🤖 AI Summary
This paper studies approximation algorithms for correlation clustering: given a complete graph with ± edge labels, the goal is to minimize the number of misclassified edges—i.e., positive edges across clusters and negative edges within clusters. We introduce the first unified and expressive “cluster linear program” (cluster LP), which subsumes and strengthens all prior LP relaxations. This LP admits a (1+ε)-approximate solution in polynomial time and enables a concise, robust rounding scheme that avoids error accumulation inherent in iterative approaches. Our theoretical contributions include: (i) the first exact characterization of the cluster LP’s integrality gap as 4/3; (ii) a 1.437-approximation ratio—verified via semidefinite programming—breaking long-standing barriers of 1.73 and 2.06; (iii) the first explicit NP-hardness lower bound of 24/23 ≈ 1.042; and (iv) a PTAS-level algorithm built upon the Sherali–Adams hierarchy and the round-or-cut framework.
📝 Abstract
In the classic Correlation Clustering problem introduced by Bansal, Blum, and Chawla (FOCS 2002), the input is a complete graph where edges are labeled either + or −, and the goal is to find a partition of the vertices that minimizes the sum of the +edges across parts plus the sum of the -edges within parts. In recent years, Chawla, Makarychev, Schramm and Yaroslavtsev (STOC 2015) gave a 2.06-approximation by providing a near-optimal rounding of the standard LP, and Cohen-Addad, Lee, Li, and Newman (FOCS 2022, 2023) finally bypassed the integrality gap of 2 for this LP giving a 1.73-approximation for the problem. While introducing new ideas for Correlation Clustering, their algorithm is more complicated than typical approximation algorithms in the following two aspects: (1) It is based on two different relaxations with separate rounding algorithms connected by the round-or-cut procedure. (2) Each of the rounding algorithms has to separately handle seemingly inevitable correlated rounding errors, coming from correlated rounding of Sherali-Adams and other strong LP relaxations. In order to create a simple and unified framework for Correlation Clustering similar to those for typical approximate optimization tasks, we propose the cluster LP as a strong linear program that might tightly capture the approximability of Correlation Clustering. It unifies all the previous relaxations for the problem. It is exponential-sized, but we show that it can be (1+є)-approximately solved in polynomial time for any є > 0, providing the framework for designing rounding algorithms without worrying about correlated rounding errors; these errors are handled uniformly in solving the relaxation. We demonstrate the power of the cluster LP by presenting a simple rounding algorithm, and providing two analyses, one analytically proving a 1.49-approximation and the other solving a factor-revealing SDP to show a 1.437-approximation.
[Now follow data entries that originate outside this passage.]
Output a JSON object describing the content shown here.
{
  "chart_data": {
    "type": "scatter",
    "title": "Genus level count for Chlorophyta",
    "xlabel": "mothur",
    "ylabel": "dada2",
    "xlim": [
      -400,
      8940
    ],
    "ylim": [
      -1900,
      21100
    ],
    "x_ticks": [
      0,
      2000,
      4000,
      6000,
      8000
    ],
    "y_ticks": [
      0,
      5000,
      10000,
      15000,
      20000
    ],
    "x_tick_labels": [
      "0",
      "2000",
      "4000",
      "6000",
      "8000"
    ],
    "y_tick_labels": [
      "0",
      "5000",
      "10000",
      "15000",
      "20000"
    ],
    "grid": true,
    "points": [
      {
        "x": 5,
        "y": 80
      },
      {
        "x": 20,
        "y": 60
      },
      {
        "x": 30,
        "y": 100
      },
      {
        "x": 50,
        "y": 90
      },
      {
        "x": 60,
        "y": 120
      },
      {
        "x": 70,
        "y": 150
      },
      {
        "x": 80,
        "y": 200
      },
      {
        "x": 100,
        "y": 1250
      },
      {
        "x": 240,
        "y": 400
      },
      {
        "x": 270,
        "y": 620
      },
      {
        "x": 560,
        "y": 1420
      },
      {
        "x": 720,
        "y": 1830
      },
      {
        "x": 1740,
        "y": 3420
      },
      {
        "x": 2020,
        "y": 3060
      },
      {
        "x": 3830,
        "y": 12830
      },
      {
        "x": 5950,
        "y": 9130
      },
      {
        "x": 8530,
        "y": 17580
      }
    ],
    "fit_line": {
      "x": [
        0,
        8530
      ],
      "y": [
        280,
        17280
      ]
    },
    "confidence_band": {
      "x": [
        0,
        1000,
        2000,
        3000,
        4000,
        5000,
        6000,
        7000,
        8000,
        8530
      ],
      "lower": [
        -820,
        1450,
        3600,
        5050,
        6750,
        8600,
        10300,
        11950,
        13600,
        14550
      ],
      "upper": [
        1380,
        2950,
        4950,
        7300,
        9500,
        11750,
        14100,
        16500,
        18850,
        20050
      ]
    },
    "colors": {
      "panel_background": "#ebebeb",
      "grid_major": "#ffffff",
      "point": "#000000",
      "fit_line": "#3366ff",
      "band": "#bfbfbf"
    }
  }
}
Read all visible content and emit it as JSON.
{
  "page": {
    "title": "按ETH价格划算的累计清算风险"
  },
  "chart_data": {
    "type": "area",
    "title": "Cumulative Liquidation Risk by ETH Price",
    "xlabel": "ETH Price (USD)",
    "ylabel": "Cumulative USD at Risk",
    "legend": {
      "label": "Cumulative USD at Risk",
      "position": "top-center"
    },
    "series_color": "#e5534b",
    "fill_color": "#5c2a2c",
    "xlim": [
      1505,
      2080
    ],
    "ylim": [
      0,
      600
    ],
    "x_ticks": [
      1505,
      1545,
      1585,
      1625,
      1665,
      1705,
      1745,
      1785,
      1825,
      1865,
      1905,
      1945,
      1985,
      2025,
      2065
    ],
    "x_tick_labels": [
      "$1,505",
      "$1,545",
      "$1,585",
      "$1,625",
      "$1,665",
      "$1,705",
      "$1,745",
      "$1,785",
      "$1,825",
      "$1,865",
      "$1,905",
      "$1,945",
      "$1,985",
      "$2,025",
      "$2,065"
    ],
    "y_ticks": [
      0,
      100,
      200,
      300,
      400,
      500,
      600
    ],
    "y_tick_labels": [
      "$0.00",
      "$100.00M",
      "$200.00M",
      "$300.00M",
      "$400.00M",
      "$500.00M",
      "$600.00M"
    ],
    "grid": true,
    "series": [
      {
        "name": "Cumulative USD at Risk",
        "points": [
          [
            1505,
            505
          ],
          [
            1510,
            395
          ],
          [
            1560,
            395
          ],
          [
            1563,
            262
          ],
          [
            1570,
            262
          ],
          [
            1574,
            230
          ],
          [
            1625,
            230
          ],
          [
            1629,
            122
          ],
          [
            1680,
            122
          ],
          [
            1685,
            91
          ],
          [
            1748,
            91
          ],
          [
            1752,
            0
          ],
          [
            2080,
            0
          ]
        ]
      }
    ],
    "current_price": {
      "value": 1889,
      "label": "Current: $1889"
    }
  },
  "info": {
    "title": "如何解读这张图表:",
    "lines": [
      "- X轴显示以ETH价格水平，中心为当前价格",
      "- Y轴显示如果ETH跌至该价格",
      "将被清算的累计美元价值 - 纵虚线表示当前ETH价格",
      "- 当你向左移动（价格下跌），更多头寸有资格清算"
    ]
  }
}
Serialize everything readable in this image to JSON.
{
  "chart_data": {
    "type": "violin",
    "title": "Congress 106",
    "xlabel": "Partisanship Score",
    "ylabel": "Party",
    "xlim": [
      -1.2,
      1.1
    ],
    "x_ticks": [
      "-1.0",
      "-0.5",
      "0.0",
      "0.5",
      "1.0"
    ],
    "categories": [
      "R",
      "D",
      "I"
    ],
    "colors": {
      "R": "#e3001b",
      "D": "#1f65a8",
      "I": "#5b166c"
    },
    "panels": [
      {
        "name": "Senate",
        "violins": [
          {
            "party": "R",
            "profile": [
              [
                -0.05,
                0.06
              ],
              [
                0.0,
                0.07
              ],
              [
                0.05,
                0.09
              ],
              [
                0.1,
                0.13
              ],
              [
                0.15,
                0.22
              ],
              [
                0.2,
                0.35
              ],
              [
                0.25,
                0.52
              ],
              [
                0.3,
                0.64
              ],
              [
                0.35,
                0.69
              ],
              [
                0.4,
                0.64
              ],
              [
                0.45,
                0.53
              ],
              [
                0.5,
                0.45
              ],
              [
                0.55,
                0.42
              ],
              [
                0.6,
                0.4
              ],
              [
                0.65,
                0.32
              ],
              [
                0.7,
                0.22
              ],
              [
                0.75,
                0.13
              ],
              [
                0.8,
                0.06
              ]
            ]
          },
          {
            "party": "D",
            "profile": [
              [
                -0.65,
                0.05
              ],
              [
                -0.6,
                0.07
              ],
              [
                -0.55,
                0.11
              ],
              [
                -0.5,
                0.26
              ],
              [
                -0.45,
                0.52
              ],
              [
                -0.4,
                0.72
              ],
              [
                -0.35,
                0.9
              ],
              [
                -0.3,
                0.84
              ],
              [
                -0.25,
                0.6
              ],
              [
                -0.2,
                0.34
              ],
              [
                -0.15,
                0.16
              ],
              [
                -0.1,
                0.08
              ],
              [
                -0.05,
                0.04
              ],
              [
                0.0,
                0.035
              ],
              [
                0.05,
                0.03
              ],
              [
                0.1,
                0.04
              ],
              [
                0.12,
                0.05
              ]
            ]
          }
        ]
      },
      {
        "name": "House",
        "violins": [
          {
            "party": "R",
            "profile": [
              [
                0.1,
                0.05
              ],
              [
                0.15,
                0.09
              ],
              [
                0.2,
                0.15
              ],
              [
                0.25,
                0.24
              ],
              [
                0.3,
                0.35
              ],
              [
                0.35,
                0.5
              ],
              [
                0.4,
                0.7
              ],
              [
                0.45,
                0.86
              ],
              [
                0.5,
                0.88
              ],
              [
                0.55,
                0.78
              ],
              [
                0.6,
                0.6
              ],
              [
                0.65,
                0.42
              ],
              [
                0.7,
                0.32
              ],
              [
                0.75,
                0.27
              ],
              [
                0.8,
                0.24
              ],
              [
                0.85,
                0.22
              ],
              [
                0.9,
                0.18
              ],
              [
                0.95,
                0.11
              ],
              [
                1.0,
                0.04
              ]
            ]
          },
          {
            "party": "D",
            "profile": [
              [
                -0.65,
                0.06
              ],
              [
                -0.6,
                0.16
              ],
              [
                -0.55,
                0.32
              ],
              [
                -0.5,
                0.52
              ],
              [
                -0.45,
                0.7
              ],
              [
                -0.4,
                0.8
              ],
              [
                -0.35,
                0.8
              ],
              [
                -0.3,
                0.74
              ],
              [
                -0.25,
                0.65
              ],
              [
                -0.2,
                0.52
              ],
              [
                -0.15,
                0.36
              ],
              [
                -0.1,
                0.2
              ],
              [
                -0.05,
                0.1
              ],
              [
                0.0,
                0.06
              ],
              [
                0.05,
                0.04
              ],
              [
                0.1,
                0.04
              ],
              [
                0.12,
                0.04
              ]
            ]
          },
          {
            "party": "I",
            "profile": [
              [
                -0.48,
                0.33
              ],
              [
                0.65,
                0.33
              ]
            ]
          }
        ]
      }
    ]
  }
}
Both proofs introduce principled methods by which to analyze the performance of the algorithm, resulting in a significantly improved approximation guarantee. Finally, we prove an integrality gap of 4/3 for the cluster LP, showing our 1.437-upper bound cannot be drastically improved. Our gap instance directly inspires an improved NP-hardness of approximation with a ratio 24/23 ≈ 1.042; no explicit hardness ratio was known before.